May is National Stroke Awareness Month, and many of us have loved ones that are at risk. Although we would like to protect those we care about from any sort of health problem, sometimes it’s just not possible. Some factors are unavoidable; gender, age, ethnicity. However, for every unavoidable factor, there are numerous factors that we can control – many of which could save someone’s life.
For the factors that we can control, it’s important to learn more about how they affect someone and how they can contribute to preventing a stroke. The more knowledge you have, the more you are able to protect the ones you love.
Lifestyle is important – not just in preventing a stroke, but for your general health and well-being. Lifestyle factors are instrumental in stroke prevention. These factors include (but not limited to):
- Diet and Nutrition: A healthy diet is important in day to day life, and one of the easiest ways to prevent a stroke from happening. A diet that includes a healthy variety of vegetables, fruits, grains, proteins, and dairy is a great foundation. Diets should also limit fats – saturated and especially trans fat.

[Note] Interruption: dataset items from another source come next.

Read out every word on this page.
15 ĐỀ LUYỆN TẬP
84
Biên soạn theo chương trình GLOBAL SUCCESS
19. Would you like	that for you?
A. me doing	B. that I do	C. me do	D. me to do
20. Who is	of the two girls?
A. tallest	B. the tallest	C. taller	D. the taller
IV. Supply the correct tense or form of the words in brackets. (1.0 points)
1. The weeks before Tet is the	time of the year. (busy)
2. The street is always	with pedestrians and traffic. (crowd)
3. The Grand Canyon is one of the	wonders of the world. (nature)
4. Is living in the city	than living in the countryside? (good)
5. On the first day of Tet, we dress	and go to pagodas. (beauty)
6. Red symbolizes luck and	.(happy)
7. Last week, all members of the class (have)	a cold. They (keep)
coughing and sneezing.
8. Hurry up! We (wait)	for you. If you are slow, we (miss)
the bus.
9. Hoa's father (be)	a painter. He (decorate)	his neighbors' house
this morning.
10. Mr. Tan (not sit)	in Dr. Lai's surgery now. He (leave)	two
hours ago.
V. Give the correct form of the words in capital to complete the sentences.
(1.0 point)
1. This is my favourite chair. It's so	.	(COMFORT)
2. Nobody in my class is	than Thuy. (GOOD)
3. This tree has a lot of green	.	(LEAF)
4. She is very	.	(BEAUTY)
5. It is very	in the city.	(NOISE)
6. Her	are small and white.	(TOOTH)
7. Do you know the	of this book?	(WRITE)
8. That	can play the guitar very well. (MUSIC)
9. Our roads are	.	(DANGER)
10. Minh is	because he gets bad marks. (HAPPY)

- Physical Activity: This is important to a healthy lifestyle and should include either moderate activity or vigorous-intensity activity at least two or more days per week. If it isn’t possible to do a full workout all at once, break it up throughout the day.
- Tobacco Use and Smoking: Smoking doubles the risk of a stroke compared to someone who doesn’t. When someone smokes, it increases the formation of clots, thickens the blood, and increases the amount of plaque build-up within arteries. This combined with unavoidable factors such as age can greatly increase the chance of the individual from suffering a stroke.
- Alcohol Use: While normally fine in moderation, excessive drinking increases blood pressure and can increase the risk of a stroke. If you decide to drink, make sure it is in moderation.
Knowing the signs and what to do can be a life-saver. While strokes are often preventable, it is important to know the signs to look for and what to do if they are suffering a stroke. An easy way to remember the signs is the acronym “FAST”:
- Face: Ask them to smile. If one side of the face droops, this could be a symptom.
- Arms: Ask the person to lift both arms in the air – does one drift downward? If yes, then this could also be a symptom.
- Speech: If their voice is slurred or different from their normal voice in a substantial way, act immediately.
- Time: Time is essential when someone is suffering from a stroke. If you notice any of these signs, immediately call 911.
Keep in mind that these are not the only signs that a stroke may be occurring. Other signs include the sudden onsets of the following:
- Numbness or weakness of the face, leg, or arm on one side of the body only
- Confusion, having trouble speaking, understanding, or comprehension
- Vision trouble in one or both eyes
- Trouble walking, dizziness, or loss of balance or coordination
- Severe headache with no known cause or source
By knowing the signs, symptoms and how to prevent them, you could save your loved one’s life, as well as others.